Ajla is taken to Danijel's compound. Realizing who she is, he immediately orders his men to leave her alone. This means she's still open to humiliation and mild beatings, but rape is strictly off-limits. During their frequent meetings in Danijel's quarters, the two awkwardly resume their courtship. Ajla is in constant shock from her daily horrors, while Danijel remains somewhat oblivious, having bought into the propaganda about Serbian justice for previous Muslim atrocities. These are the worst circumstances under which to get to know someone. To Jolie's credit, the film maintains the leads' uneasy footing throughout, with both characters struggling to balance their convictions with a love they can't deny.

I won't spoil the rest of the plot by discussing it. Suffice it to say, Ajla doesn't spend the whole film in that compound, and neither does Danijel--but they do wind up together. Whether or not they have a happy ending is open to interpretation.

From a filmmaking standpoint, In the Land of Blood and Honey is completely engrossing. You'd never know from watching it that Jolie's cinematographer was the guy who shot big-budget actioners like XxX and 2012. Dean Semler's work here feels vital, independent, and appropriately restrained. Much of the film lingers on the ashen devastation of homes, galleries, and a countryside dotted with sandbags and artillery. Every once in awhile, it springs to chaotic life in the manner of Atonement or Pan's Labyrinth. This is largely an Outpost Movie, where the main setting belies the scale of internal drama and external conflict.

The movie has two minor issues, the first of which is its often grade-school-simplistic dialogue. Normally, I would write this off as the subtitle writers' need to simplify complex foreign dialogue, but the screenplay was, I assume, written by Jolie in English. Granted, there may still be translation considerations involved, but there's little pizzazz or personality in the writing. For that, we must turn to the actors' wonderful faces and gestures.

The second issue is Jolie's handling of what begins as three main plot threads. We follow Ajla, Danijel, and Lejla for about half the film, largely in parallel. Eventually, Lejla drops out of completely, only to resurface at the end. She's given such a powerful early scene that we become emotionally invested in her journey--almost more so than that of the two lovers.* The circumstances of her departure are problematic, too, raising questions as to why (MILD SPOILER) she and her friends weren't discovered at the rebel encampment when Ajla was.
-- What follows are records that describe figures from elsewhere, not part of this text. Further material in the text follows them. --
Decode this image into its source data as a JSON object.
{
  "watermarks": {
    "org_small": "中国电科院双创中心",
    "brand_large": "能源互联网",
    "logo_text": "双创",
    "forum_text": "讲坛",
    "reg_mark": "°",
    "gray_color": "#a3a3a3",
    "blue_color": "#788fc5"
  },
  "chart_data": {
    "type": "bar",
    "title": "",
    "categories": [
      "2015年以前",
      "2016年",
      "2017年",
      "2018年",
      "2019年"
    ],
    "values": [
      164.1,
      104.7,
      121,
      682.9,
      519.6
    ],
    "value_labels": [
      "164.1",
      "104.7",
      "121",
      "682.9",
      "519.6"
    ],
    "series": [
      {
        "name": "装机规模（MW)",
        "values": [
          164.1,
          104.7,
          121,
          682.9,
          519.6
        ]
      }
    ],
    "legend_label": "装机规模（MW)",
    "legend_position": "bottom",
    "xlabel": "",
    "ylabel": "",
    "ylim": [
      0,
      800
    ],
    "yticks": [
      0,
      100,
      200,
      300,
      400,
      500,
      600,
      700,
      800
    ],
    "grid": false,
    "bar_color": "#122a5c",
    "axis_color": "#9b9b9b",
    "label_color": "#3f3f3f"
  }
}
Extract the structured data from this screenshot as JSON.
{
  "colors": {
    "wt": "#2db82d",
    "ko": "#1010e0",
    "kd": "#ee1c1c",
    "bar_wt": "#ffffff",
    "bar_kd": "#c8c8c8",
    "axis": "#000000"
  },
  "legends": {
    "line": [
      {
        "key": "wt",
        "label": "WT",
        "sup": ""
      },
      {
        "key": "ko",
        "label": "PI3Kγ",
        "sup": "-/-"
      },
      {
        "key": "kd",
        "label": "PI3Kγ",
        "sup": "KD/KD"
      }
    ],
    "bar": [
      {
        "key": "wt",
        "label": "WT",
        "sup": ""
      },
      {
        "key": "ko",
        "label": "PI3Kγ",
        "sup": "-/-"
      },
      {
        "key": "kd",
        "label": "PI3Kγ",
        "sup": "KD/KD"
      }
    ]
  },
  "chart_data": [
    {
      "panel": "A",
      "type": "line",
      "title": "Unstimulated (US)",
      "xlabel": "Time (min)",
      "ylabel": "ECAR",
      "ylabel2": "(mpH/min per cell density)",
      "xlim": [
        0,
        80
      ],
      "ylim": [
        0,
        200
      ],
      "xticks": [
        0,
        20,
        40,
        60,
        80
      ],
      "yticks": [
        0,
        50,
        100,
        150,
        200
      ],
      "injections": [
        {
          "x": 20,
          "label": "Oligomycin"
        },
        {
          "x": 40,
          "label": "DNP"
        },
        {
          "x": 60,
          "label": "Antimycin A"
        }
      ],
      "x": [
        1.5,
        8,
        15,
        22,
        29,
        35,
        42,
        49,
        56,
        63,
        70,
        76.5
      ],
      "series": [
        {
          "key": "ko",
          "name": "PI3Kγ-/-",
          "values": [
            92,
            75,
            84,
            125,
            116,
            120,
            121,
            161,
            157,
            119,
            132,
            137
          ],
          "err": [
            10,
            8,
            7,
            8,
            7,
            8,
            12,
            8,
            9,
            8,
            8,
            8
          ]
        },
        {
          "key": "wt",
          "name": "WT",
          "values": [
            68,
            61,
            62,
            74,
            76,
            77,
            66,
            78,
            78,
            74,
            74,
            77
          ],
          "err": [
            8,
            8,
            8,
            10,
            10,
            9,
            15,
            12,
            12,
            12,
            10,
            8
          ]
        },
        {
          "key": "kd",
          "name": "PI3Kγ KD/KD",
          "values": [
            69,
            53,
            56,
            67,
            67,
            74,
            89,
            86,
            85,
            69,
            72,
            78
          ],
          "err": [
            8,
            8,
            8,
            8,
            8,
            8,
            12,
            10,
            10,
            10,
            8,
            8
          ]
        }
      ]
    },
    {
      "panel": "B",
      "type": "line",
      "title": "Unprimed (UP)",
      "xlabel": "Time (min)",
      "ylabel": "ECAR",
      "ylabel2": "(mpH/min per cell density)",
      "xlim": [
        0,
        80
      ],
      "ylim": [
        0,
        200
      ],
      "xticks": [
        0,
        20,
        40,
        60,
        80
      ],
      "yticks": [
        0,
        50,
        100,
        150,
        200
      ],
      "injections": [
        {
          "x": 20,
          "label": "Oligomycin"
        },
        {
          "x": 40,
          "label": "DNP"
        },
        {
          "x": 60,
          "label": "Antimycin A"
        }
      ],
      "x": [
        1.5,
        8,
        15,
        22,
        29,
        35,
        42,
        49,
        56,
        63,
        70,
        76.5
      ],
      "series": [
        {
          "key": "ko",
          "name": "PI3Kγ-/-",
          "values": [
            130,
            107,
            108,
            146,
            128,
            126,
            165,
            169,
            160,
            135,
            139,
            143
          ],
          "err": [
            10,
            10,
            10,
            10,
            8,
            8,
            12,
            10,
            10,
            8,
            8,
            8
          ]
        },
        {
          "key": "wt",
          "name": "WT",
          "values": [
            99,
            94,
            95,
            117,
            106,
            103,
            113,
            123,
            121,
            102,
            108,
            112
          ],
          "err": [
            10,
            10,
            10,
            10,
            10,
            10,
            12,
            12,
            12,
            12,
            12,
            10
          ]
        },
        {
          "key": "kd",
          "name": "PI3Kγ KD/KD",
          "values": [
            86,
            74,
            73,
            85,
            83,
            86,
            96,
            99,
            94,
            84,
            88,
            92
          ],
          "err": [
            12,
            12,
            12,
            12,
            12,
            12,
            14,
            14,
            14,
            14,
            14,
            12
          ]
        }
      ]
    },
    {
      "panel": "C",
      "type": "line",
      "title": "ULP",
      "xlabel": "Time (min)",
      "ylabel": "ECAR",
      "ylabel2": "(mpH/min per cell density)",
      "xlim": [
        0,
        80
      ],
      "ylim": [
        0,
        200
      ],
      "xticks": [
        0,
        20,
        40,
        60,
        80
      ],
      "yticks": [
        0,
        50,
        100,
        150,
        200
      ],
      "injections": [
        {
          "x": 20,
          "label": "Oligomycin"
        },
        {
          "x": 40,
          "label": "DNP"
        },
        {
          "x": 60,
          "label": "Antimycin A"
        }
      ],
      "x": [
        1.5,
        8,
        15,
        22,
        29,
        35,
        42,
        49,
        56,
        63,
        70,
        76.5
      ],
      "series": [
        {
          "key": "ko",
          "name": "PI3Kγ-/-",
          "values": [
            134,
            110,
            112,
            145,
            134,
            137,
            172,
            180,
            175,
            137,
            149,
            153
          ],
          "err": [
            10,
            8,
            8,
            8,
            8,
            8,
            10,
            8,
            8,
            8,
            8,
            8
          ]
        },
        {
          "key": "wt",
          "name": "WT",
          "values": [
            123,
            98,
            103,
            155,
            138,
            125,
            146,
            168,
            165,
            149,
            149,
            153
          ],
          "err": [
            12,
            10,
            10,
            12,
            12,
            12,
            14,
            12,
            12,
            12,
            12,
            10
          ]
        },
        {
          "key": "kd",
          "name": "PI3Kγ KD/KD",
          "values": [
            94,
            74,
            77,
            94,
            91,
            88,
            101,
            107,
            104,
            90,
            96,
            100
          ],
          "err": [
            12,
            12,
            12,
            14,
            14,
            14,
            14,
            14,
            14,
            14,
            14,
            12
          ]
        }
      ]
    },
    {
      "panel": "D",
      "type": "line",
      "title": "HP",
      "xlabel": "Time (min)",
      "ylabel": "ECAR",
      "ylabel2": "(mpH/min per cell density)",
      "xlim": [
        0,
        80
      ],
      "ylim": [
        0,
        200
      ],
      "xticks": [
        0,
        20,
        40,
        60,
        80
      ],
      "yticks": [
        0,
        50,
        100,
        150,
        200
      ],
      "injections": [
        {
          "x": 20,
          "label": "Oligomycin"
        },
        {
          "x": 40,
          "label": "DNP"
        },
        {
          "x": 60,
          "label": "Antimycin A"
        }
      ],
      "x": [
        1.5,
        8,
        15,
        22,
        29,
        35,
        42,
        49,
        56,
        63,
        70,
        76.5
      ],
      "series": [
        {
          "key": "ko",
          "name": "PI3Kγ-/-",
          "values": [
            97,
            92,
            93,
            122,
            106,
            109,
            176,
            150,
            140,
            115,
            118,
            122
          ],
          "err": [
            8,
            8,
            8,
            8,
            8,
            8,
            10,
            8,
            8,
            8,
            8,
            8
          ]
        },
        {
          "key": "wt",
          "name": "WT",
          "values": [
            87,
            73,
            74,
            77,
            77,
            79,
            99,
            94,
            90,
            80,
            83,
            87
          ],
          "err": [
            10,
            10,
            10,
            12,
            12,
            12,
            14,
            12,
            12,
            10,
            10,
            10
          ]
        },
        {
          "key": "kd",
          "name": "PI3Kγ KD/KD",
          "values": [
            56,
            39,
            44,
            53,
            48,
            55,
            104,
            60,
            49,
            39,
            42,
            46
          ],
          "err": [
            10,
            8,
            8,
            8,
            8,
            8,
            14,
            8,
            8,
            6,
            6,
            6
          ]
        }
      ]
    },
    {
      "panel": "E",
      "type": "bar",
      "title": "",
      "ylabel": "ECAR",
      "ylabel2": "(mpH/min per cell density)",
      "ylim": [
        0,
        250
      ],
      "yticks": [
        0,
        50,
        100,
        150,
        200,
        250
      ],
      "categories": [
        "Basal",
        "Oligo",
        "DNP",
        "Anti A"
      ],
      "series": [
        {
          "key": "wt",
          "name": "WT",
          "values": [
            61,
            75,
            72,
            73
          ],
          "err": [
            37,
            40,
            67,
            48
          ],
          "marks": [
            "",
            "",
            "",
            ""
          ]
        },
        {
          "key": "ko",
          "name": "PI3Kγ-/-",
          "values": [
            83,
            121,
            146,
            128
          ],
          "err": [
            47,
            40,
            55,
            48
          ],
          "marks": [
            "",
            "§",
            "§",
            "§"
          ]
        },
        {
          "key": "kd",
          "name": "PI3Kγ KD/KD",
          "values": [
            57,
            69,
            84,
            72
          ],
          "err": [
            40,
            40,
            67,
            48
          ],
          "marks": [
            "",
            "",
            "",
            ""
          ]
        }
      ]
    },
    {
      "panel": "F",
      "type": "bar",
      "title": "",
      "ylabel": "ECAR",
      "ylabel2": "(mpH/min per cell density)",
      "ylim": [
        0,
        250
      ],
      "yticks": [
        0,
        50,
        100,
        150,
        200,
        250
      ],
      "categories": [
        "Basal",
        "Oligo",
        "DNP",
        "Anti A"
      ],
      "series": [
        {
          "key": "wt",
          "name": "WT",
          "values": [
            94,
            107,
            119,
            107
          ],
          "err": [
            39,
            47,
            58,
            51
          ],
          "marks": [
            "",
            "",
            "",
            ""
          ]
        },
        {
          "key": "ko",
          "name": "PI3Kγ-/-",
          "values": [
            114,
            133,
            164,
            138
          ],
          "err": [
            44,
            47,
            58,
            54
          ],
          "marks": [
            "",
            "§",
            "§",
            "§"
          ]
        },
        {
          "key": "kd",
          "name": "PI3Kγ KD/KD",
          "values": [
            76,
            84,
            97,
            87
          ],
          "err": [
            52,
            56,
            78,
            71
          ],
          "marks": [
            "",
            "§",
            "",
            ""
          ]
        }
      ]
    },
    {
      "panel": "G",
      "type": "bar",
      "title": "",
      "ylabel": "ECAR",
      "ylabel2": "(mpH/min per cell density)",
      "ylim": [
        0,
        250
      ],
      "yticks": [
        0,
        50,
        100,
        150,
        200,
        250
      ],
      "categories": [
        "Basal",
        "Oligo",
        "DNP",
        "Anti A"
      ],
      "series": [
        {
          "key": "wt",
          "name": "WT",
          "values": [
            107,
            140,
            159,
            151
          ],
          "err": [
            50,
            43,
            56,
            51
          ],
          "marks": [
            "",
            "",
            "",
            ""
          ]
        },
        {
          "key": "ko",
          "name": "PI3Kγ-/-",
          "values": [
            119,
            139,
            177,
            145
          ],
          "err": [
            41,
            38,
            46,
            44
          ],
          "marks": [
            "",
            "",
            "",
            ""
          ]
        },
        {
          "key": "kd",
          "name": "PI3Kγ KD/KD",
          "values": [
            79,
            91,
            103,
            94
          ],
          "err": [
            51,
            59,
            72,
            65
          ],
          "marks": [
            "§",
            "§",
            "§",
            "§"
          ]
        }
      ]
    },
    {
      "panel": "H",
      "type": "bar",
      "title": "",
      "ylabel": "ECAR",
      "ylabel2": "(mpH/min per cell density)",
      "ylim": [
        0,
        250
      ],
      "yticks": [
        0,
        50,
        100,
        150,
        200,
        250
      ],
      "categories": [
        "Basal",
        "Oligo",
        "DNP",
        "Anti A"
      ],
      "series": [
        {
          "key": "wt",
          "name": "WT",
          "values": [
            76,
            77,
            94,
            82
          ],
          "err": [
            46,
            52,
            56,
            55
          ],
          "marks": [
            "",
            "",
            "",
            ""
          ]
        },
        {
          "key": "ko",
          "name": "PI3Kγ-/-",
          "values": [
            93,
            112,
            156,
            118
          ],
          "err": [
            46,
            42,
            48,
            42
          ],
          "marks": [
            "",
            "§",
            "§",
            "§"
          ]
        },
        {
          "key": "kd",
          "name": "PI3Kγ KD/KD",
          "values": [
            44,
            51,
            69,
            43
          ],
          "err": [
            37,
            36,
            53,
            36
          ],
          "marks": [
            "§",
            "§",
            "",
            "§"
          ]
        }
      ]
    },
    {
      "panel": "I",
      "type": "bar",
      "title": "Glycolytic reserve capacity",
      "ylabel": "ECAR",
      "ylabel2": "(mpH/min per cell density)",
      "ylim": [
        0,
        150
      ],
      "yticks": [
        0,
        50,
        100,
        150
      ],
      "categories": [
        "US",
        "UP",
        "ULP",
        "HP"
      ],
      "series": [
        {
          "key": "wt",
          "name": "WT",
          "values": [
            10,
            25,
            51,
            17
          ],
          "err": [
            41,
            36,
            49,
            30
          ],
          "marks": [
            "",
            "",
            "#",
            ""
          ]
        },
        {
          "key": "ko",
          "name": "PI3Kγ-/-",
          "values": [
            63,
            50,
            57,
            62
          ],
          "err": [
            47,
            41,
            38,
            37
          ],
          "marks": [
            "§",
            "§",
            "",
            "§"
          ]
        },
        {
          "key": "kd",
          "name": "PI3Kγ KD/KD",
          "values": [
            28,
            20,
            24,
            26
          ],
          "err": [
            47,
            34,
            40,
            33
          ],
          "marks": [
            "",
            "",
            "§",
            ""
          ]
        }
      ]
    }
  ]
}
Neither concern was enough to derail the movie for me. In the Land of Blood and Honey is a solid drama that brings home a lot of ideas that mainstream audiences, frankly, don't want to deal with. For me, the most striking part of the movie was how much it played like something out of the Nazi era. I was often jolted by the modernity of the actors' clothes, a sad reminder that this genocide took place merely twenty years ago and claimed (depending on which statistics you believe, between 100,000 and 300,000 lives). Audiences may also be surprised to see a "new" representation of Muslims. The film's persecuted class look and speak just like the persecutors. This race war was founded in blood more than skin color or custom.

I'm happy and embarrassed to say that Jolie has done her job well. Celebrity status makes her an easy target. It's hard for people in cushier confines to understand the significance of a person of means adopting kids from troubled parts of the globe. Hell, I'm guilty of snickering, too. But she's committed her life and art to helping those who barely have the luxury of either, which is more than I can say of ninety-nine percent of her contemporaries. Or myself.